A method for the detection of hydrocarbon pollution in soils by headspace mass spectrometry and pattern recognition techniques

Anal Chem. 2003 May 1;75(9):2034-41. doi: 10.1021/ac0263667.

Abstract

In the present work, we report a methodology for the rapid detection of soil pollution by hydrocarbons that is based on direct coupling of a headspace sampler with a mass spectrometer. With no prior treatment, the samples are subjected to the headspace generation process and the volatiles generated are introduced directly into the mass spectrometer, thereby obtaining a fingerprint of the sample analyzed.

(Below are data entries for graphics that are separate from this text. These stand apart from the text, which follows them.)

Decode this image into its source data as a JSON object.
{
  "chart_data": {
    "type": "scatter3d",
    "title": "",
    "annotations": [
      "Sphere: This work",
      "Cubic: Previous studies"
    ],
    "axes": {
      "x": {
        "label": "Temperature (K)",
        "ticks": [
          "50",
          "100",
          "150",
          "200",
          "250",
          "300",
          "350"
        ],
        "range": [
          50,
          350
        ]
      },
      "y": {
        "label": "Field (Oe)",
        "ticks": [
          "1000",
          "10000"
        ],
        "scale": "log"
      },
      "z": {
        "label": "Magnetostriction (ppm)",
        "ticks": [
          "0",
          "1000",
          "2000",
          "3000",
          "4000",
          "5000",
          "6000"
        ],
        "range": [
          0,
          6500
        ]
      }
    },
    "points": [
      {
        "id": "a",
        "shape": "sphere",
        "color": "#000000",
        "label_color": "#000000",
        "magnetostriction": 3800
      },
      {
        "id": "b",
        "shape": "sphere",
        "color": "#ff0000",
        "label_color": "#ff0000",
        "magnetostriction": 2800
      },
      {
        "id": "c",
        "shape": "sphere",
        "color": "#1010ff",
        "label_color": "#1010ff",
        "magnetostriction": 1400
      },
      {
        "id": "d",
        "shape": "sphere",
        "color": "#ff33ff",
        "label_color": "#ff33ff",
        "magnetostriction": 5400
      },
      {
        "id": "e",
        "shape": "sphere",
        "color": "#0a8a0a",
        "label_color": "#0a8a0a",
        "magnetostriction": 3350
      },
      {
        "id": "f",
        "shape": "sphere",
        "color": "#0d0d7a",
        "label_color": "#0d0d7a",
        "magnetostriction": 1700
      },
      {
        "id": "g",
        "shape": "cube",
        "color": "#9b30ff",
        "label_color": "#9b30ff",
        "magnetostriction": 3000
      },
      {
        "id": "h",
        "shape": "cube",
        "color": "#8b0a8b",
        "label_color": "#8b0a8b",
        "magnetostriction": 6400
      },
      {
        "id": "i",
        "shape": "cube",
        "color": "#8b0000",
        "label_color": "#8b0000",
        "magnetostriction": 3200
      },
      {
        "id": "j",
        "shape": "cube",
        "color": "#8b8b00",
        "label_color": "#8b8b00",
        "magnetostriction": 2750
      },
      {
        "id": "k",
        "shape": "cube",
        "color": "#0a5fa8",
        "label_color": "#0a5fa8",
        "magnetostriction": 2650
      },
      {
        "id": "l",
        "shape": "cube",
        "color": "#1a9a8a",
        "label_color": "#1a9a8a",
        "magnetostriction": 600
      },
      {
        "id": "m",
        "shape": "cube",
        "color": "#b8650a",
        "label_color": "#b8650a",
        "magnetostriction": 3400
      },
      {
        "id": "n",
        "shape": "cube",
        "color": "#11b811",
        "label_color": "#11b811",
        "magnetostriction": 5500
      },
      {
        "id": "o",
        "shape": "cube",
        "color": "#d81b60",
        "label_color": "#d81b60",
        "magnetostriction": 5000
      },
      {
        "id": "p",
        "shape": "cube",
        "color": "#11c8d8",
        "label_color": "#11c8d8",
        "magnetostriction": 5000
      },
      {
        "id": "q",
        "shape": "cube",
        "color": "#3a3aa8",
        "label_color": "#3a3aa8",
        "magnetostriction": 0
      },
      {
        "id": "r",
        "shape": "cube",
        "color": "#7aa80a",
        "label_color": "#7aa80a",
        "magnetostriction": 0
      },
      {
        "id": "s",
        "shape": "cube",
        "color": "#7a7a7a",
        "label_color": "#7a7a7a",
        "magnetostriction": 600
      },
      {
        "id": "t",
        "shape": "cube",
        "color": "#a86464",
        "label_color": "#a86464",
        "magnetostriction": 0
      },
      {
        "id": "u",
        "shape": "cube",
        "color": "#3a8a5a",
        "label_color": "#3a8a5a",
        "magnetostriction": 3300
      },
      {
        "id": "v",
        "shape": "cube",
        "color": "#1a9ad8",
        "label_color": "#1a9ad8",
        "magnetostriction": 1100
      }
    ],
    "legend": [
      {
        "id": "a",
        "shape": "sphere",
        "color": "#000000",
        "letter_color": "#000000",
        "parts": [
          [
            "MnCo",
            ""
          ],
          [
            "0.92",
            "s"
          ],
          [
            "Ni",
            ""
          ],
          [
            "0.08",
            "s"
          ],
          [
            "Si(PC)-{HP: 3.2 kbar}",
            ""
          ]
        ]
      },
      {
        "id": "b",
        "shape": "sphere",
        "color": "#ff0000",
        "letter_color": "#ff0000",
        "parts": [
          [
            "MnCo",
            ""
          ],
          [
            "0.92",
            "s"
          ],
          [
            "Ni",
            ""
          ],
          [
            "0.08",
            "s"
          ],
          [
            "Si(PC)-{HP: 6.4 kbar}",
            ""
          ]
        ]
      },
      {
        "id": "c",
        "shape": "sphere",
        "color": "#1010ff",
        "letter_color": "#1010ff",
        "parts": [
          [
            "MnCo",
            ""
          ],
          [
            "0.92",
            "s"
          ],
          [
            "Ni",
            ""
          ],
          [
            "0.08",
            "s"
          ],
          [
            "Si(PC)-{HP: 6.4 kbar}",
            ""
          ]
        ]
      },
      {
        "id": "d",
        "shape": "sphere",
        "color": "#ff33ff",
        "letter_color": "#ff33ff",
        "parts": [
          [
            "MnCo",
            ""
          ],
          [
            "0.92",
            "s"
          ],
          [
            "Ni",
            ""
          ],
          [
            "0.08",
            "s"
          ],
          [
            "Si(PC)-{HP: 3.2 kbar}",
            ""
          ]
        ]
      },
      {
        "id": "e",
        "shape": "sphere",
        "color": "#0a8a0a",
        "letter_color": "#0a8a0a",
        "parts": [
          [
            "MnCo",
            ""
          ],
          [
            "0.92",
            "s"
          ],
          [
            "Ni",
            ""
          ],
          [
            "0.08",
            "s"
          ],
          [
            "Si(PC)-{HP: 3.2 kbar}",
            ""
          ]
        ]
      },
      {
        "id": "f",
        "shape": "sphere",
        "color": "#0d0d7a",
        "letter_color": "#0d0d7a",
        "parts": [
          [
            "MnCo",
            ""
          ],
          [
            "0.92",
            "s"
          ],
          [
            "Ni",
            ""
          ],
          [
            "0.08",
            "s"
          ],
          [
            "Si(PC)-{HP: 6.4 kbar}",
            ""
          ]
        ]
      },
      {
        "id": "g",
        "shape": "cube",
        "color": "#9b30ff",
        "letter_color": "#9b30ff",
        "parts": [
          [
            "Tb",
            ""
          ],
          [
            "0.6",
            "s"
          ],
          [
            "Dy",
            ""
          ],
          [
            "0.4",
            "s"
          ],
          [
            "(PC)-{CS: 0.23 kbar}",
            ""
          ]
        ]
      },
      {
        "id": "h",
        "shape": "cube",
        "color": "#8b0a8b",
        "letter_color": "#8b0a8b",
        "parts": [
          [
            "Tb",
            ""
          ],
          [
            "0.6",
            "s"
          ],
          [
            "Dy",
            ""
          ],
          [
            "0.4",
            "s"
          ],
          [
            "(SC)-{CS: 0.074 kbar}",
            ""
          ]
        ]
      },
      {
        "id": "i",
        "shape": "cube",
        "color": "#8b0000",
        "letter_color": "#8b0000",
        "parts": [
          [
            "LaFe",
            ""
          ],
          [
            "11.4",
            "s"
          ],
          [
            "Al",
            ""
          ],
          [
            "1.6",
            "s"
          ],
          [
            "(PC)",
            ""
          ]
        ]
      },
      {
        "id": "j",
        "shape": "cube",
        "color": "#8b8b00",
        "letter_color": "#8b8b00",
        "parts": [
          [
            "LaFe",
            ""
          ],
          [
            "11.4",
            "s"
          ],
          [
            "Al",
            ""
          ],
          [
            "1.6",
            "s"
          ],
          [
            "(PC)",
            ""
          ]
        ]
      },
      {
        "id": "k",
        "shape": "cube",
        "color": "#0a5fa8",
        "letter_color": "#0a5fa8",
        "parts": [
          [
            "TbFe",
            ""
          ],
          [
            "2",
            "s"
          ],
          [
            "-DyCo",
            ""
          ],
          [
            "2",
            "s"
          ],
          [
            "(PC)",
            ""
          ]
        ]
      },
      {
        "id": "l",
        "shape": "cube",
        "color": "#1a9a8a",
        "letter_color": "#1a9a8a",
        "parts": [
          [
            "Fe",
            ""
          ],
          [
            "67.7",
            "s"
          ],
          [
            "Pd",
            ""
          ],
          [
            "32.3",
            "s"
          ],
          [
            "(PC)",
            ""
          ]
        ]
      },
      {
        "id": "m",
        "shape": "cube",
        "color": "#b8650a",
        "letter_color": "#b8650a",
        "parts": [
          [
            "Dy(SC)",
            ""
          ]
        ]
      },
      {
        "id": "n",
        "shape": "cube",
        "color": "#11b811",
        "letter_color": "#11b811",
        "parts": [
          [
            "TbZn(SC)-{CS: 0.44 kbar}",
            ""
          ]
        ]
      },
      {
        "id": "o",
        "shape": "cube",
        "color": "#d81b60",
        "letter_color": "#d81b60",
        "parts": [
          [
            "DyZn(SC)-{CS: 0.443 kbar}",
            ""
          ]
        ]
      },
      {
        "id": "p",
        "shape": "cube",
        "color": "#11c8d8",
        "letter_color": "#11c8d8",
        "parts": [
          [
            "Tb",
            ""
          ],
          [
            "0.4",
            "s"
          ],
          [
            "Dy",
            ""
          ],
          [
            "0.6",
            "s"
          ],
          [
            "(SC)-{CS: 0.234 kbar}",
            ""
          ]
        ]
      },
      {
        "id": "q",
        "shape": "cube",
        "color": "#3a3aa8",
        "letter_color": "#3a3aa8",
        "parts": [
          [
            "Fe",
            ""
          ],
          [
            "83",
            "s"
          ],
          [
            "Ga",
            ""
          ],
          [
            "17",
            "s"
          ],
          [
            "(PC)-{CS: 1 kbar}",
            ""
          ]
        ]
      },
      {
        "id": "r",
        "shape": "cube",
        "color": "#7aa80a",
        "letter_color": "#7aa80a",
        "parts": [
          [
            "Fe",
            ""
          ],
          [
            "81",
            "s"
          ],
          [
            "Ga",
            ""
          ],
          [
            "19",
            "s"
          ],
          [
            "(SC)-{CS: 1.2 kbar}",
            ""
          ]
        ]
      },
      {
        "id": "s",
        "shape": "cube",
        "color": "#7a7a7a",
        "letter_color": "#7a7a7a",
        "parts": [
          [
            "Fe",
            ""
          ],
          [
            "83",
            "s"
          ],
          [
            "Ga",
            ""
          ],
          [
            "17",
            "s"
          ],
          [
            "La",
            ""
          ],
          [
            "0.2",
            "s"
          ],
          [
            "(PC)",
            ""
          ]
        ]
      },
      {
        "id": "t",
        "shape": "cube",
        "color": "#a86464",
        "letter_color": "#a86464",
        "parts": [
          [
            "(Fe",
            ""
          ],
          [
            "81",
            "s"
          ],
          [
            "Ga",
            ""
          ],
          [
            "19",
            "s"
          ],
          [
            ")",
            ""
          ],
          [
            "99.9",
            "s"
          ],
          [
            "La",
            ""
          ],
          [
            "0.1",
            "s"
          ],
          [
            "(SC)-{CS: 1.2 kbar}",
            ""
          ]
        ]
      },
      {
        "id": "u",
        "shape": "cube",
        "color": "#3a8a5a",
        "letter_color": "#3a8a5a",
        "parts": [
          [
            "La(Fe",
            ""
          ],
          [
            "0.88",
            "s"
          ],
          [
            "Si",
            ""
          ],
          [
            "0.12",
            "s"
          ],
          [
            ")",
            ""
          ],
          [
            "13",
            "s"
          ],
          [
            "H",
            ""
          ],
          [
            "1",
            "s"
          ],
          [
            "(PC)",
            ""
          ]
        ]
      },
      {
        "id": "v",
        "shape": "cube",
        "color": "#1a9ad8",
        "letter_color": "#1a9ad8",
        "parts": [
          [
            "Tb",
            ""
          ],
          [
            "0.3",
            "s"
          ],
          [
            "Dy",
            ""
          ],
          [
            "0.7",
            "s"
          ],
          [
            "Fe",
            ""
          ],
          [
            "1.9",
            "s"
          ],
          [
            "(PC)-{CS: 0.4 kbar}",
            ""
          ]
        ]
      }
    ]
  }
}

The mass spectrum corresponding to the mass/charge ratios (m/z) ranging between 49 and 160 atomic mass units (amu) contains the information related to the composition of the headspace and is used as the analytical signal for the characterization of the samples. Chemometric treatments, such as hierarchical cluster analysis (HCA), linear discriminant analysis (LDA), and soft independent modeling class analogy (SIMCA) were used to characterize the different types of samples analyzed. The main advantage of the proposed methodology is that no prior chromatographic separation and no sample manipulation are required. The method is rapid, simple, and in view of the results, highly suitable for detecting pollution in soils polluted by hydrocarbons.